Le ministre de l’Intérieur, Bernard Cazeneuve, a assuré mardi qu’il était déterminé « à faire en sorte que le droit passe » à Corbeil-Essonnes, où trois bâtiments municipaux ont été incendiés en deux semaines, lors d’un déplacement dans une des écoles brûlées.

« Nous sommes venus dire notre détermination à faire en sorte que le droit passe », a-t-il affirmé aux côté de la ministre de l’Education nationale, Najat Vallaud-Belkacem.

« Les événements d’hier (lundi) sont des événements graves », a affirmé cette dernière, évoquant « une violence physique et symbolique inouïe » destinée « à terroriser la population ».

Trois équipements municipaux ont été incendiés en deux semaines à Corbeil-Essonnes par des voitures-bélier en flammes: une école et une médiathèque du quartier sensible des Tarterêts, dans la nuit du 5 au 6 octobre, et une nouvelle école, dans la nuit de dimanche à lundi.

Des habitants et des parents d’élèves s’interrogent l’éventualité d’un lien entre ces incendies et la mise en examen, en janvier, du maire UMP Jean-Pierre Bechter, dans une enquête sur des soupçons d’achats de vote.

Plusieurs enquêtes en lien avec la mairie, dirigée de 1995 à 2009 par l’avionneur Serge Dassault, sont toujours en cours, pour racket, menaces ou tentatives d’homicide. En avril, le sénateur UMP avait été mis en examen pour « achat de votes », dans la même affaire que Jean-Pierre Bechter.
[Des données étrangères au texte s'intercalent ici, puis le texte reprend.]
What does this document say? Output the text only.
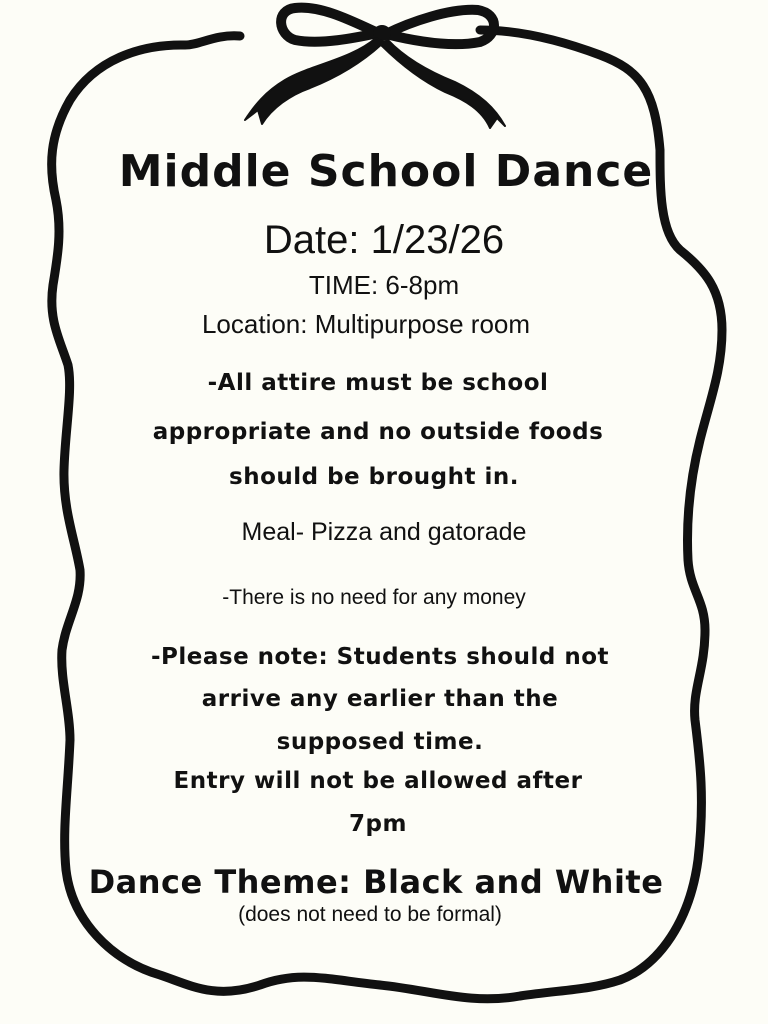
Middle School Dance
Date: 1/23/26
TIME: 6-8pm
Location: Multipurpose room
-All attire must be school
appropriate and no outside foods
should be brought in.
Meal- Pizza and gatorade
-There is no need for any money
-Please note: Students should not
arrive any earlier than the
supposed time.
Entry will not be allowed after
7pm
Dance Theme: Black and White
(does not need to be formal)
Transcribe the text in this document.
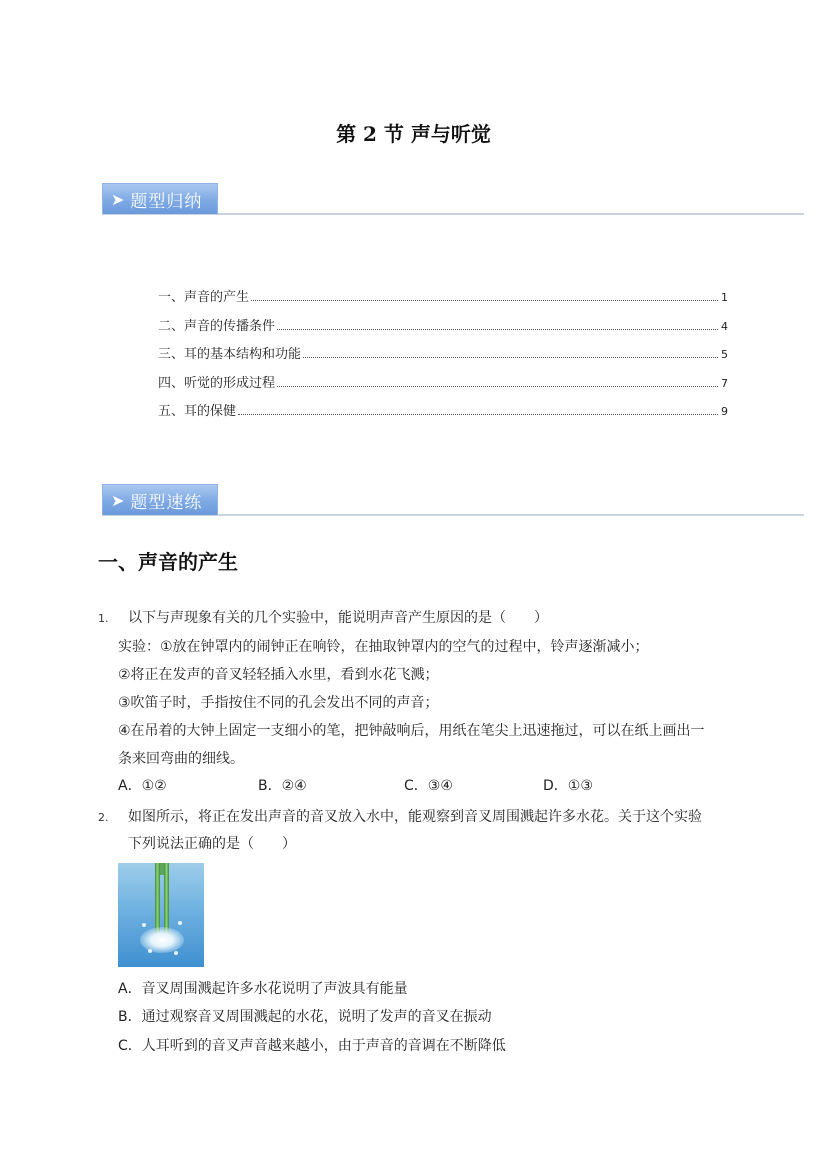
第 2 节 声与听觉
➤ 题型归纳
一、声音的产生	1
二、声音的传播条件	4
三、耳的基本结构和功能	5
四、听觉的形成过程	7
五、耳的保健	9
➤ 题型速练
一、声音的产生
1. 以下与声现象有关的几个实验中，能说明声音产生原因的是（　　）
实验：①放在钟罩内的闹钟正在响铃，在抽取钟罩内的空气的过程中，铃声逐渐减小；
②将正在发声的音叉轻轻插入水里，看到水花飞溅；
③吹笛子时，手指按住不同的孔会发出不同的声音；
④在吊着的大钟上固定一支细小的笔，把钟敲响后，用纸在笔尖上迅速拖过，可以在纸上画出一
条来回弯曲的细线。
A．①②	B．②④	C．③④	D．①③
2. 如图所示，将正在发出声音的音叉放入水中，能观察到音叉周围溅起许多水花。关于这个实验
下列说法正确的是（　　）
A．音叉周围溅起许多水花说明了声波具有能量
B．通过观察音叉周围溅起的水花，说明了发声的音叉在振动
C．人耳听到的音叉声音越来越小，由于声音的音调在不断降低
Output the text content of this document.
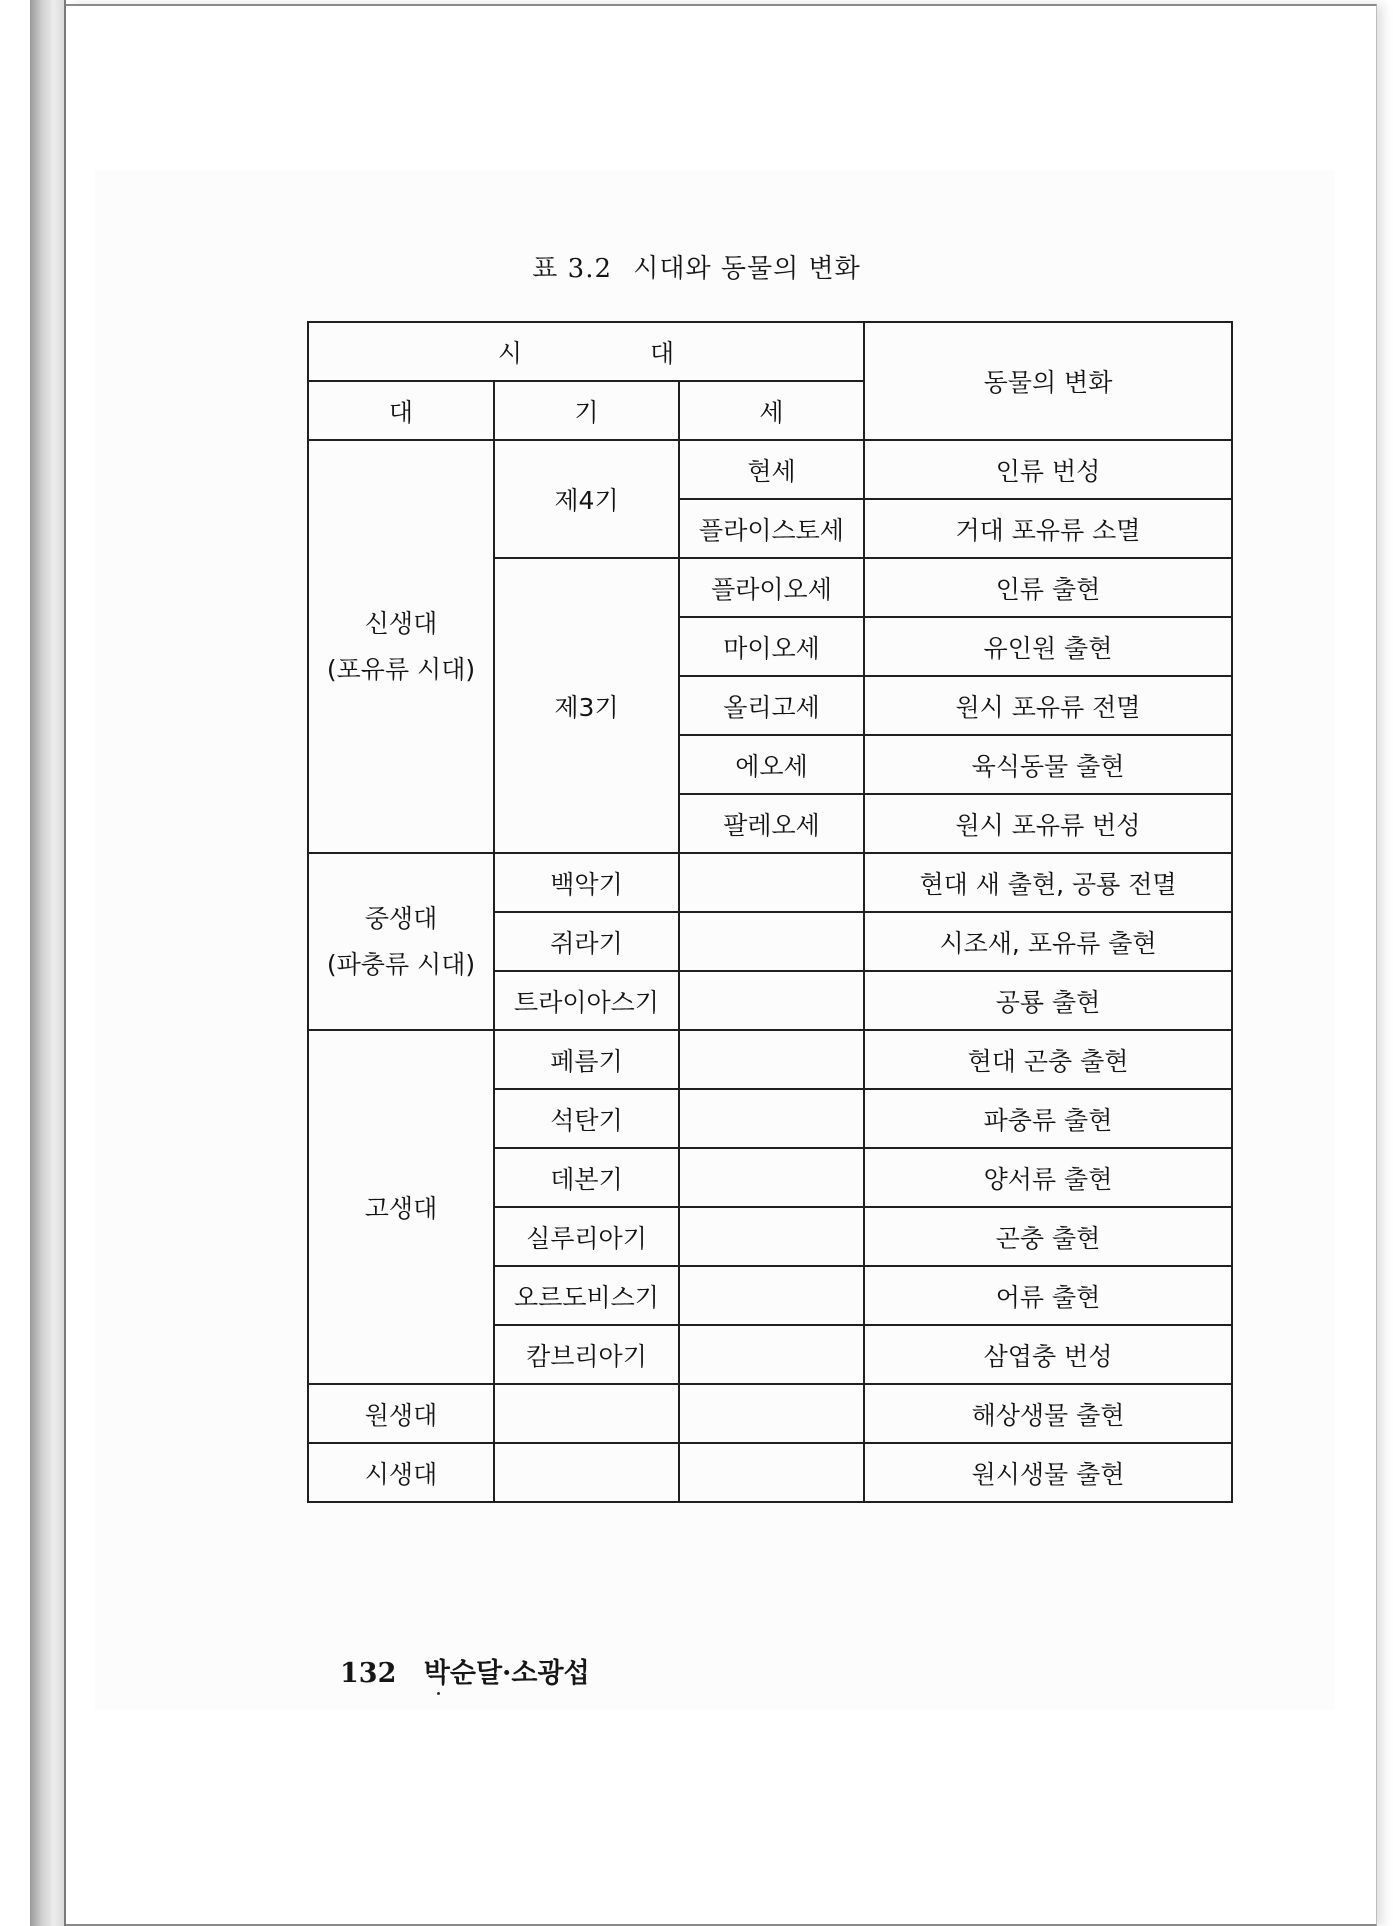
표 3.2 시대와 동물의 변화
시 대			동물의 변화
대	기	세	

신생대
(포유류 시대)	제4기	현세	인류 번성
		플라이스토세	거대 포유류 소멸
	제3기	플라이오세	인류 출현
		마이오세	유인원 출현
		올리고세	원시 포유류 전멸
		에오세	육식동물 출현
		팔레오세	원시 포유류 번성

중생대
(파충류 시대)	백악기		현대 새 출현, 공룡 전멸
	쥐라기		시조새, 포유류 출현
	트라이아스기		공룡 출현
고생대	페름기		현대 곤충 출현
	석탄기		파충류 출현
	데본기		양서류 출현
	실루리아기		곤충 출현
	오르도비스기		어류 출현
	캄브리아기		삼엽충 번성
원생대			해상생물 출현
시생대			원시생물 출현
132 박순달·소광섭
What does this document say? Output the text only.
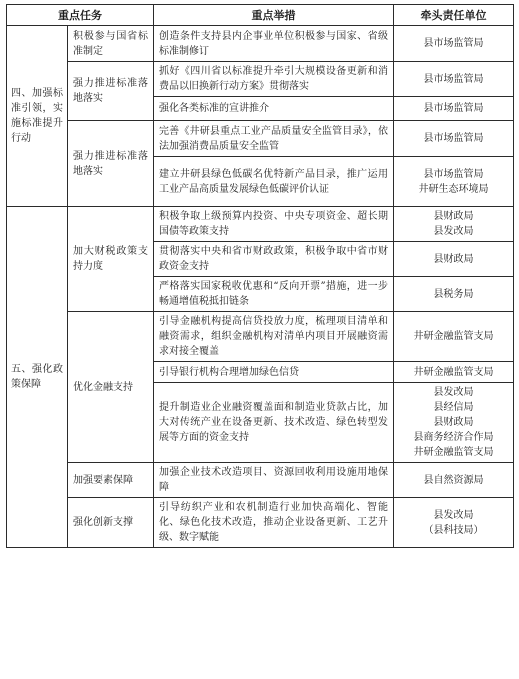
重点任务		重点举措	牵头责任单位
四、加强标准引领，实施标准提升行动	积极参与国省标准制定	创造条件支持县内企事业单位积极参与国家、省级标准制修订	县市场监管局

	强力推进标准落地落实	抓好《四川省以标准提升牵引大规模设备更新和消费品以旧换新行动方案》贯彻落实	县市场监管局

		强化各类标准的宣讲推介	县市场监管局

	强力推进标准落地落实	完善《井研县重点工业产品质量安全监管目录》，依法加强消费品质量安全监管	县市场监管局

		建立井研县绿色低碳名优特新产品目录，推广运用工业产品高质量发展绿色低碳评价认证	县市场监管局
井研生态环境局

五、强化政策保障	加大财税政策支持力度	积极争取上级预算内投资、中央专项资金、超长期国债等政策支持	县财政局
县发改局

		贯彻落实中央和省市财政政策，积极争取中省市财政资金支持	县财政局

		严格落实国家税收优惠和“反向开票”措施，进一步畅通增值税抵扣链条	县税务局

	优化金融支持	引导金融机构提高信贷投放力度，梳理项目清单和融资需求，组织金融机构对清单内项目开展融资需求对接全覆盖	井研金融监管支局

		引导银行机构合理增加绿色信贷	井研金融监管支局

		提升制造业企业融资覆盖面和制造业贷款占比，加大对传统产业在设备更新、技术改造、绿色转型发展等方面的资金支持	县发改局
县经信局
县财政局
县商务经济合作局
井研金融监管支局

	加强要素保障	加强企业技术改造项目、资源回收利用设施用地保障	县自然资源局

	强化创新支撑	引导纺织产业和农机制造行业加快高端化、智能化、绿色化技术改造，推动企业设备更新、工艺升级、数字赋能	县发改局
（县科技局）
« La justice doit nous aider à en finir avec les règlements de compte » entre « gangsters », a lancé aux ministres Bruno Piriou, conseiller général Front de gauche.

« Il y a des procédures judiciaires en cours, chacun les connaît », a répondu Bernard Cazeneuve dans l’école brûlée lundi, recouverte de suie du sol au plafond.

« Le problème à Corbeil-Essonnes est d’abord celui du rétablissement de l’ordre public », a-t-il ajouté.

Jean-Pierre Bechter, présent lors de la visite et malmené par certains parents, a réaffirmé qu’il n’y avait « pas de dérives » dans sa ville.

Il avait dit lundi soir qu’il « ne pense pas » que ces incendies aient un lien avec sa mise en examen.

La police judiciaire de Versailles a été chargée de l’enquête.